5 Questions To Ask Your Partner Before Investing Together
Do you like spicy food, while your partner prefers bland comfort food? Do you and your partner share the same enthusiasm for scary rides? Of course, both you and your partner don’t have to like the same thing. After all, opposites attract.
Not liking the same thing is not the issue, but not knowing and understanding what your loved one prefers can lead to conflict – especially when it comes to money.
Before both of you decide to dump a lot of money in an investment – be it property, shares or even your child’s education fund – here are some hard questions you need to ask each other.
1. What didn’t you like your parents’ money management methods when you were young?
For most, their outlook on finances is based on how they were brought up. Some were taught by their parents from young while others learned entirely from circumstance. To understand how your spouse manages his or her money, you first need to understand the seed that was planted years ago.
By asking this question, it will give you an insight on how important good money management is to your spouse. Some other basic questions you can ask to get a better idea are:
• How much money do you need in a savings account before you consider yourself financially secure?
• At what level of assets would you consider yourself wealthy?
• Would you be willing to take a commission-based job rather than a salaried one?
• How much are you comfortable with spending on family overall, rather than just for yourself?
2. Are you comfortable with investing in a high yield but also high risk investment?
You may not even be aware that you and your spouse have different perspectives on what risk is or the risk appetite when it comes to investment. Are you the daredevil in the relationship or are both of you contented with just putting your money in a savings account?
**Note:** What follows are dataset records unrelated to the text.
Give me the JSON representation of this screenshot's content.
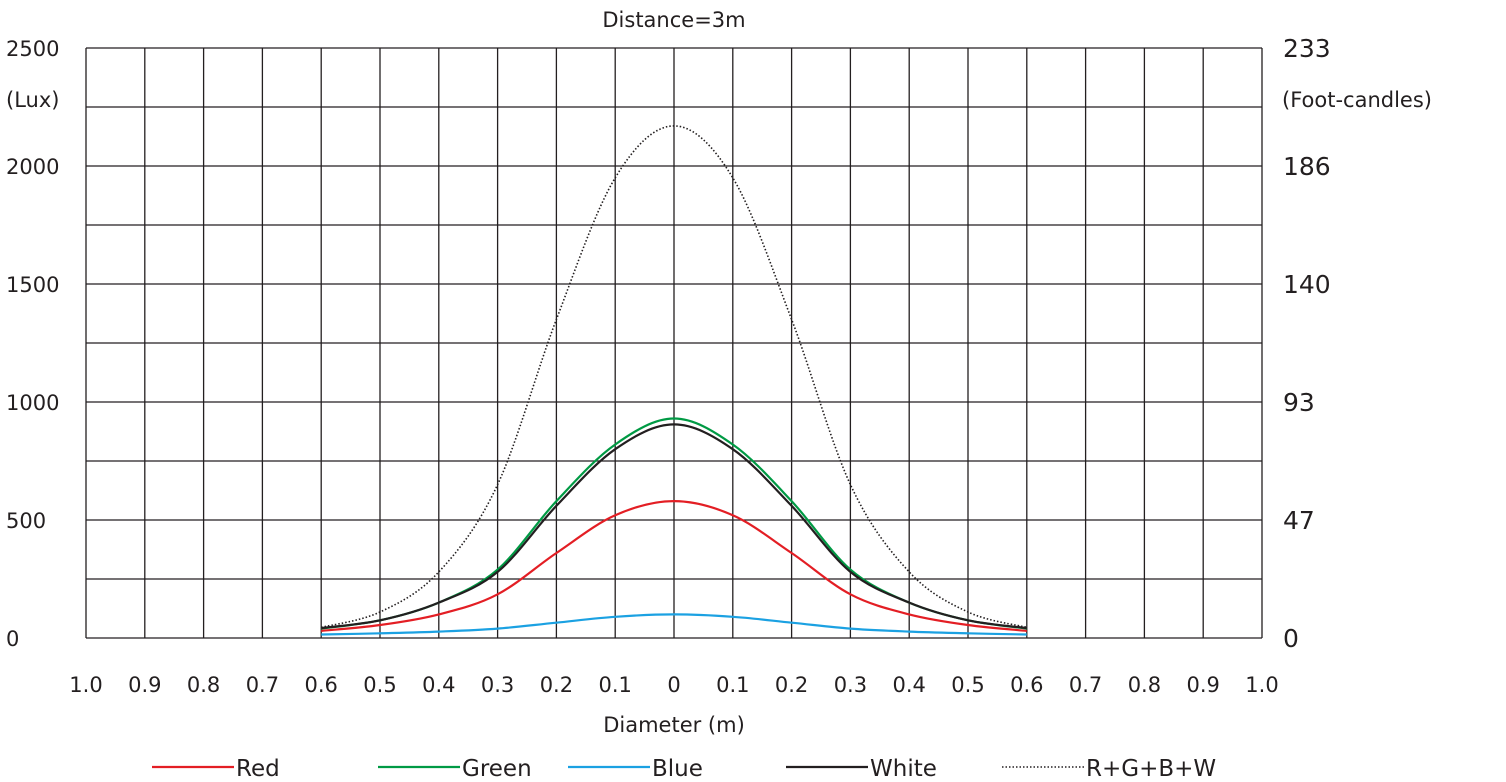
{
  "chart_data": {
    "type": "line",
    "title": "Distance=3m",
    "xlabel": "Diameter (m)",
    "ylabel": "(Lux)",
    "ylabel_right": "(Foot-candles)",
    "x_tick_labels": [
      "1.0",
      "0.9",
      "0.8",
      "0.7",
      "0.6",
      "0.5",
      "0.4",
      "0.3",
      "0.2",
      "0.1",
      "0",
      "0.1",
      "0.2",
      "0.3",
      "0.4",
      "0.5",
      "0.6",
      "0.7",
      "0.8",
      "0.9",
      "1.0"
    ],
    "xlim": [
      -1.0,
      1.0
    ],
    "ylim": [
      0,
      2500
    ],
    "y_ticks": [
      0,
      500,
      1000,
      1500,
      2000,
      2500
    ],
    "y_tick_labels": [
      "0",
      "500",
      "1000",
      "1500",
      "2000",
      "2500"
    ],
    "y_right_tick_labels": [
      "0",
      "47",
      "93",
      "140",
      "186",
      "233"
    ],
    "grid": true,
    "legend_position": "bottom",
    "x": [
      -0.6,
      -0.5,
      -0.4,
      -0.3,
      -0.2,
      -0.1,
      0,
      0.1,
      0.2,
      0.3,
      0.4,
      0.5,
      0.6
    ],
    "series": [
      {
        "name": "Red",
        "color": "#e31e24",
        "style": "solid",
        "values": [
          30,
          55,
          100,
          185,
          360,
          520,
          580,
          520,
          360,
          185,
          100,
          55,
          30
        ]
      },
      {
        "name": "Green",
        "color": "#009a44",
        "style": "solid",
        "values": [
          40,
          75,
          150,
          290,
          580,
          820,
          930,
          820,
          580,
          290,
          150,
          75,
          40
        ]
      },
      {
        "name": "Blue",
        "color": "#1ba1e2",
        "style": "solid",
        "values": [
          15,
          20,
          27,
          40,
          65,
          90,
          100,
          90,
          65,
          40,
          27,
          20,
          15
        ]
      },
      {
        "name": "White",
        "color": "#231f20",
        "style": "solid",
        "values": [
          42,
          75,
          150,
          280,
          560,
          800,
          905,
          800,
          560,
          280,
          150,
          75,
          42
        ]
      },
      {
        "name": "R+G+B+W",
        "color": "#231f20",
        "style": "dotted",
        "values": [
          45,
          110,
          280,
          650,
          1350,
          1950,
          2170,
          1950,
          1350,
          650,
          280,
          110,
          45
        ]
      }
    ]
  }
}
These are the things you will find out by asking this question.
It is important to draw up an investment portfolio based on both of your risk appetites to avoid conflict in the future.
3. How much can you afford to lose right now and still maintain your current status in life?
If there is a difference in priority when it comes to financial security, it is best to find out before anything untoward happen to your joint investment.
Know each other’s limit. This question will open up a different side of your spouse that you may not find out in your usual conversation. Will losing the money invested completely put the two of you in the dog house? Or can it be easily brush off as a lesson learnt? Determine this before putting the money into your investments.
Always look at the numbers: when you have low income, little savings, not much time to accumulate or high amount of debt, you probably don’t want to be investing at high risk levels.
4. Are you comfortable with making joint investment?
In order to collaborate financially, the risk is spread between two people. If you and your loved one decide to merge your finances both should decide on how to handle the money and can even consider splitting the investable between the two of you. For example, one can take on retirement accounts and the other on external investment portfolio, or vice versa.
It pays to track individual’s progress towards the common goals– to make sure your overall household finances balance well.
5. What are your financial goals?
In order to invest your money as a couple, both should be clear on the short and long-term financial goals. Some of the questions the both of you need to answer are: When do you want to buy your first home (if you have not)? When do you want to finish paying off your first home? Do you plan to retire, and at what age? When do you want to make your first million?
These five questions will help you and your spouse understand where you each stand on financial management. With this understanding, future conflicts can be reduced or avoided entirely.
Bearing in mind each other’s investment preference, a suitable investment portfolio can be drawn up to achieve the goals set. Of course, investments should not stand in the way of building up an adequate emergency fund for the family. When you are comfortable financially in both aspects, then the fun begins.